Carl Linnaeus, Isaac Isaacson Biberg, Oeconomia Naturae, 1749
To think in an ecological way means to believe that there is an order to defend, that there are limits in nature that are not exceeded and that these limits are limits defined by patrimonial and patriarchal relationship with other species. There are other people's homes -the ecosystems- that we must respect just as we are called to respect the homes of others. Private property. It's like conceiving the world as an immense Schrebergarten, an endless extension of small gardens, where every species is cultivating its own space, lost in an eternal quarantine that doesn't know an outside, a city, a space other than 'home'.
It is difficult to associate this form of life with an idea of happiness. We have experienced it in these days. At the end of the day, to think that the earth is an enormous house also means literally believing that all living creatures, except for human beings, are under house arrest. We do not recognize the right of other living beings to leave home, to live outside it and to have a political, social, non-domestic life. Animals, plants, fungi, bacteria virus stay always at home and can only stay at home. Their natural state is a lifelong quarantine.
After all, the reaction to the crisis caused by Sars-Cov-2 was a radicalisation of ecological thinking: now even human beings must respect their own ecosystem. Stay at home. Be ecological. Do not have politics. Do not have social life. If people, thanks to cities, once arrogated to themselves the right to travel anywhere and live freely, now all living beings, no one excluded, must exist like monks. Ecology is actually that, the idea that, all of us - human and non-human - are monks of Gaia.

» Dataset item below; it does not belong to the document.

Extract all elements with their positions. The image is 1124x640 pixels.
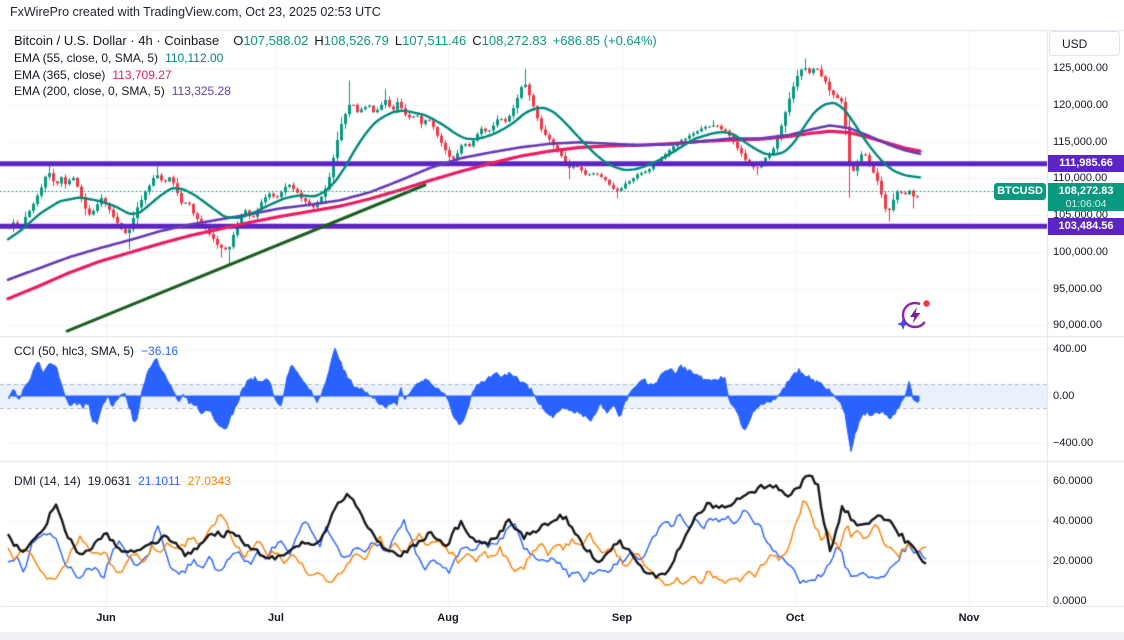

Watercolour illustration by Georg Ehret of Carl Linnaeus's classification system for plants, from Systema Naturae (1736)
This unprecedented situation is perhaps an opportunity. Sars-Cov-2 allows us to free ourselves definitively from the nostalgia and idealism of homes. The house is, by definition, a strange theatre that allows us to cultivate the illusion that in order to live we do not need any other form of life: it is enough to bring together women and men through stones and metal to become eternal. The house and its expansion, the city is above all a form of (human) monoculture that rejects outside itself everything that does not resemble it, in what we still call the forest. The name forest (from the Latin foris, i.e. outside) -which we insist on thinking of as the natural home of natural beings- is just the expression of this 'forclusion': it is the place where the excluded, the exiled from the cities -that is from our homes, are gathered. The word forest, should be translated, literally with 'refugee camp'. So every time we think of the forest as a natural place, as a home for trees, animals, bacteria, viruses, we say that non-humans must live in exile, in refugee camps.
Please. Let's stop confining all the living to their homes. Let’s them live. Let’s them move around like we like to do. Let's get rid of walls and houses. We no longer have a choice. It is time to free ourselves, forever, from the imprisonment of houses. It is time to break the planetary quarantine we call ecology. No one stays home on this planet any longer.